Je voudrais ajouter à ce billet quelques chiffres qui viennent contrebalancer mes sources, extraits du dossier de presse de la nouvelle banque BFORBANK ("Créée par les Caisses régionales de Crédit Agricole, BforBank est la
première banque privée 100 % en ligne. Elle offre des services haut de gamme et personnalisés aux Français qui possèdent un patrimoinefinancier et désirent s'impliquer dans sa gestion.") :
77 % des personnes interrogées ont une bonne image de leur banque **
73 % des Français pensent que la banque est un secteur dans lequel
s’exerce une véritable concurrence **
83 % d’entre eux estiment que c’est une bonne chose **
64 % des internautes consultent des sites bancaires **
6 % des Français sont déjà actuellement clients d’un établissement financier
en ligne *
54 % trouvent que c’est plus rapide *
52 % trouvent que c’est moins cher *
48 % trouvent que c’est plus simple *
36 % n’ont pas le temps de se déplacer en agence *
27 % n’ont pas besoin d’avoir de contact avec un conseiller *
* Ipsos Marketing (1er Trimestre 2009)
** IFOP Fédération Bancaire Française – Observatoire 2008 de l’opinion sur l’image des banques – novembre 2008

IB a dit…

Sur le même sujet, le rapport Pauget a étudié les difficultés du changement de banque en France pour les consommateurs.

Commandé en mars 2010 par Christine Lagarde, ministre de l'Economie, de l'Industrie et de l'Emploi à Georges Pauget (ancien directeur général du Crédit Agricole) et Emmanuel Constans (président du Comité Consultatif du Secteur Financier) le rapport Pauget-Constans vient d'être publié.
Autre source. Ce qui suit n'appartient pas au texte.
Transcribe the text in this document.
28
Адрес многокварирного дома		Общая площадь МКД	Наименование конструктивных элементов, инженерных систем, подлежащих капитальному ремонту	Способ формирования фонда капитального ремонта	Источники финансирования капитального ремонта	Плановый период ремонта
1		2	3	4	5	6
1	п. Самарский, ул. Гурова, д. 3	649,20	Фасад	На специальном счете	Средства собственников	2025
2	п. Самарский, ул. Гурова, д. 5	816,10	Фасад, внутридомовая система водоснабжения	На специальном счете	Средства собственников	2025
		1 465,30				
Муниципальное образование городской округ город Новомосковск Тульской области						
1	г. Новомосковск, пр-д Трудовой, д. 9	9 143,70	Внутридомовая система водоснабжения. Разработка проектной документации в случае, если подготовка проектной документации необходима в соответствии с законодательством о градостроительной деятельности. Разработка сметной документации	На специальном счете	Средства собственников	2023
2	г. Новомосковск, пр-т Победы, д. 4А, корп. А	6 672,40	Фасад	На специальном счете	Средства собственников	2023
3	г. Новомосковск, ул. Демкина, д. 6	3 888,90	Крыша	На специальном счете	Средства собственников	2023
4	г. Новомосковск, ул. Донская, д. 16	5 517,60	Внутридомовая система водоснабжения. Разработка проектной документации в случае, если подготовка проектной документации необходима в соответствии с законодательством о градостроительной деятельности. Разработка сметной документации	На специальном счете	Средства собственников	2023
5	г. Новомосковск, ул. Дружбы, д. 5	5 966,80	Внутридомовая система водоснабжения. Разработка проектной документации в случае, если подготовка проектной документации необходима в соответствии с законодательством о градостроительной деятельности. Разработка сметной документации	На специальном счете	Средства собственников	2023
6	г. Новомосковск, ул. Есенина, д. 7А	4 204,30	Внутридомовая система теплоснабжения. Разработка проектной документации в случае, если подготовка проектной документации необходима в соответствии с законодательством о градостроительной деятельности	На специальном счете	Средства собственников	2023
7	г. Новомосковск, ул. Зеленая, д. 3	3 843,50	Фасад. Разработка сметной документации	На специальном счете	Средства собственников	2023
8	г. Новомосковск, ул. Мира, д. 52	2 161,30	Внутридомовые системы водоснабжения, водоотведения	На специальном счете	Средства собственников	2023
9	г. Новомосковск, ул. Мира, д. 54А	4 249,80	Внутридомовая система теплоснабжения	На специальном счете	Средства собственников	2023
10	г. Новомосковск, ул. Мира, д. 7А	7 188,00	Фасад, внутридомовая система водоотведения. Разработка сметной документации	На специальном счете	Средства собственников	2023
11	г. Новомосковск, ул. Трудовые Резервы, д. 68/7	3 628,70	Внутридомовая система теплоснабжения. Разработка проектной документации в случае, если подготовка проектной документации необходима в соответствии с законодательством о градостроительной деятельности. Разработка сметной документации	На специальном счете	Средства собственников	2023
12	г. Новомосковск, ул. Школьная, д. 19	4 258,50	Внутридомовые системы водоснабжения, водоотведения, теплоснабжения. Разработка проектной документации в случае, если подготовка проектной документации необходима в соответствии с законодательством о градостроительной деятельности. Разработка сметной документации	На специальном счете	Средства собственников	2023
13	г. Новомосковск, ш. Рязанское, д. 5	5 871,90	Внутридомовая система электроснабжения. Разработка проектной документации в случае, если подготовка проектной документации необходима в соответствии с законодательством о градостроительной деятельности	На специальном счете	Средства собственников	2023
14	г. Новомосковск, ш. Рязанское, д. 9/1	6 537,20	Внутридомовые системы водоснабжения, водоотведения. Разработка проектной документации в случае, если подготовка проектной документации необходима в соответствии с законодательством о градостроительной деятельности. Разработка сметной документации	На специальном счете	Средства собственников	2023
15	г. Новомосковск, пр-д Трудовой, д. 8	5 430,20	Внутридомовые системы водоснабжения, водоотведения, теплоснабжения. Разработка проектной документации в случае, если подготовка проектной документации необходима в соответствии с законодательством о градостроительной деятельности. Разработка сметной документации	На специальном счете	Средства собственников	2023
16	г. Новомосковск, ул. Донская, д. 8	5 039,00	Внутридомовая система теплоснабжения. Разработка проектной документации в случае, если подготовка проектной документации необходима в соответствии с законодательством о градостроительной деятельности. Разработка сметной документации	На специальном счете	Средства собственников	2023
Il fait l'état d'un secteur de la banque de détail en France qui nécessiterait une poursuite des réformes pour offrir des tarifs plus équilibrés, une comparaison des banques plus facile.

L'organisation du secteur bancaire français est spécifique:
- du fait de la densité de son réseau,
- du taux élevé d'équipement des clients en services bancaire,
- du taux très élevé de bancarisation,
- du nombre important de conseillers par client et de leur disponibilité,
- d'une offre large, innovante, directement produite par les banques plutôt que sous-traitée à des compagnies spécialisées.

De surcroît, les banques françaises ont su pour la plupart d'entre elles développer un service de banque à distance : selon la BCE (2008), "40% de la population française a recours aux services bancaires par internet et 19% par téléphone contre 30% et 14% en moyenne dans l'Union Européenne."

La mission propose six objectifs :
- "accroître la lisibilité, la transparence et la comparabilité des tarifs bancaires".
- "renforcer la formation des réseaux bancaires et l'éducation financière".
- "développer des moyens de paiement mieux adaptés aux besoins des clients et aux évolutions technologiques dans un cadre européen".
- "mettre en place une nouvelle génération de forfaits de services bancaires ("packages")."
- "améliorer le traitement des incidents de paiement, notamment pour les clientèles fragiles, afin de réduire les frais associés".
- "favoriser le rééquilibrage des revenus de la banque de détail pouvant entraîner une diminution ou une modération durable des tarifs bancaires".

Emilien a dit…

Article très interessant.

Il est d'ailleurs peut-être lié que les banques en ligne françaises ne connaissent pas le même succès qu'ailleurs en Europe justement du fait de l'attachement des français à leur conseiller bancaire. Chose que les banques en ligne malgré leurs efforts ne semblent pas encore en mesure de rassurer.

Banque en ligne a dit…

Avec l'arrivée des banques en ligne, les banques traditionnelles vont devoir redoubler d'efforts pour garder leurs clients.